3. A sacred spring that flows from under the foot of the saint buried in front of the gate of Sulton Uvays Bobo's pilgrimage site, according to legends, and a sacred pool where sacred fish that no one eats live, fed by this spring.

4. The dry bed of a canal that once flowed from the spring and the lake, along which pilgrims built obo (conical and pyramidal structures made of stone) in the hope of being cured of infertility.

5. A mountain located two or three km away from the tomb, which, according to local legends, was the place where Sulton Uvays Bobo fasted for 40 days, prayed for forgiveness for all Muslims and spat out all his teeth there. A sign of his resemblance to Muhammad, who lost a tooth in the Battle of Uhud.

Sulton Uvays Bobo's tomb and the large necropolis around it underwent many extensions during its centuries-long activity. These include: mosques and guest houses for pilgrims, kitchen, places for sacrifice.

There is a large rectangular pool at the entrance to the tomb, and its water flows from underground springs. There are fish in the pool that no one eats and dead fish are buried in a special ceremony.

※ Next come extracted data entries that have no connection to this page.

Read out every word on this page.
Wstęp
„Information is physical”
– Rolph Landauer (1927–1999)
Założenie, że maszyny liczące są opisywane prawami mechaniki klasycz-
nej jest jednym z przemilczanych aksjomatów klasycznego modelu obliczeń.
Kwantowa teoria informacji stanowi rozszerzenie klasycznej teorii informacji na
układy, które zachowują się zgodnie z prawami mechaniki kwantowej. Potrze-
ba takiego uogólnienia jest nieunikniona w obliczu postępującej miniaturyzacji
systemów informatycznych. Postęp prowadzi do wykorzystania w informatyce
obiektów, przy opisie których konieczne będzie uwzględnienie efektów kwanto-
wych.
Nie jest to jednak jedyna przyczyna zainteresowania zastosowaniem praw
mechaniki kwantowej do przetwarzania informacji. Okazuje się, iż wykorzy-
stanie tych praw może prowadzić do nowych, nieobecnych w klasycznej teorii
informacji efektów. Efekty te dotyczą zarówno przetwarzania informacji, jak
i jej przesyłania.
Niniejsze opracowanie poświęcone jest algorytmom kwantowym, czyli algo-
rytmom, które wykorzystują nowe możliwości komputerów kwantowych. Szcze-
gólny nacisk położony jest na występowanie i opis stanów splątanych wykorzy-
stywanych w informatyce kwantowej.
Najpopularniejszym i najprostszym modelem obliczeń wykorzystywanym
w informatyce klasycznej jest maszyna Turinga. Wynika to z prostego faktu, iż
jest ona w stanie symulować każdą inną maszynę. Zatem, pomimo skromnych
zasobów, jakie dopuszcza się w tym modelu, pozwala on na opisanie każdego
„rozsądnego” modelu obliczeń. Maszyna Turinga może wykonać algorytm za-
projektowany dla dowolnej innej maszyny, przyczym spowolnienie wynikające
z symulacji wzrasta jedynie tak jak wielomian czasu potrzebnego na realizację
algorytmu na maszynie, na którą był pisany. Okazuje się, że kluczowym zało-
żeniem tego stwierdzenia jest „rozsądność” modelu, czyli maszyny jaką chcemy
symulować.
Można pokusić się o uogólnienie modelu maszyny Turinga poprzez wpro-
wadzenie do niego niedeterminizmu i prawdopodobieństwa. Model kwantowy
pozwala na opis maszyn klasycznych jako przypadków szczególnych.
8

Drinking water from this pool is one of the main goals of the pilgrim. According to popular belief, Sulton Uvays fasted in these places, and an underground spring began to flow from the place where he stepped on.

The Chinor Bobo Tomb, which is located at the top of the hill, is also part of the Sulton Uvays Bobo Complex. According to the tradition, the pilgrims visit this tomb first, and then go to the grave of Sulton Uvays. This rule stems from the belief that Chinor-bobo was the spiritual mentor of Sulton Uvays in some sources, or his muezzin (the one who calls for prayer) in others. In some other sources, he is said to have been the barber of the saint. Therefore, the Chinor Bobo Tomb is located higher than the hill, and the pilgrims visit it first. However, there is no biographical information or sources about the personality of Chinor Bobo, and the researchers (especially, G. P. Snesarev) have concluded that he is a mythical character associated with local beliefs.

The tomb complex is surrounded by a cemetery on all sides, and the tombstones are arranged in rows around the hills. Among the Karakalpaks, it is customary to call ordinary cemeteries saints, but the name of the Mozor is capitalized in relation to the Sulton Uvays Bobo pilgrimage site.

At the top of the mountain slopes, there are several small hollow depressions, which, according to the local population, are the traces of Sulton Bobo's feet and bones. There is an open area for parking cars, as well as rows for traders who sell tumors and other religious items. The road leading to the hills is covered with brightly colored mats and lined with tree branches that lead to small pilgrimage sites. Similar ceremonies and sacrifices are performed by pilgrims in the hope of fulfilling various wishes - such as healing a sick person or a woman's infertility.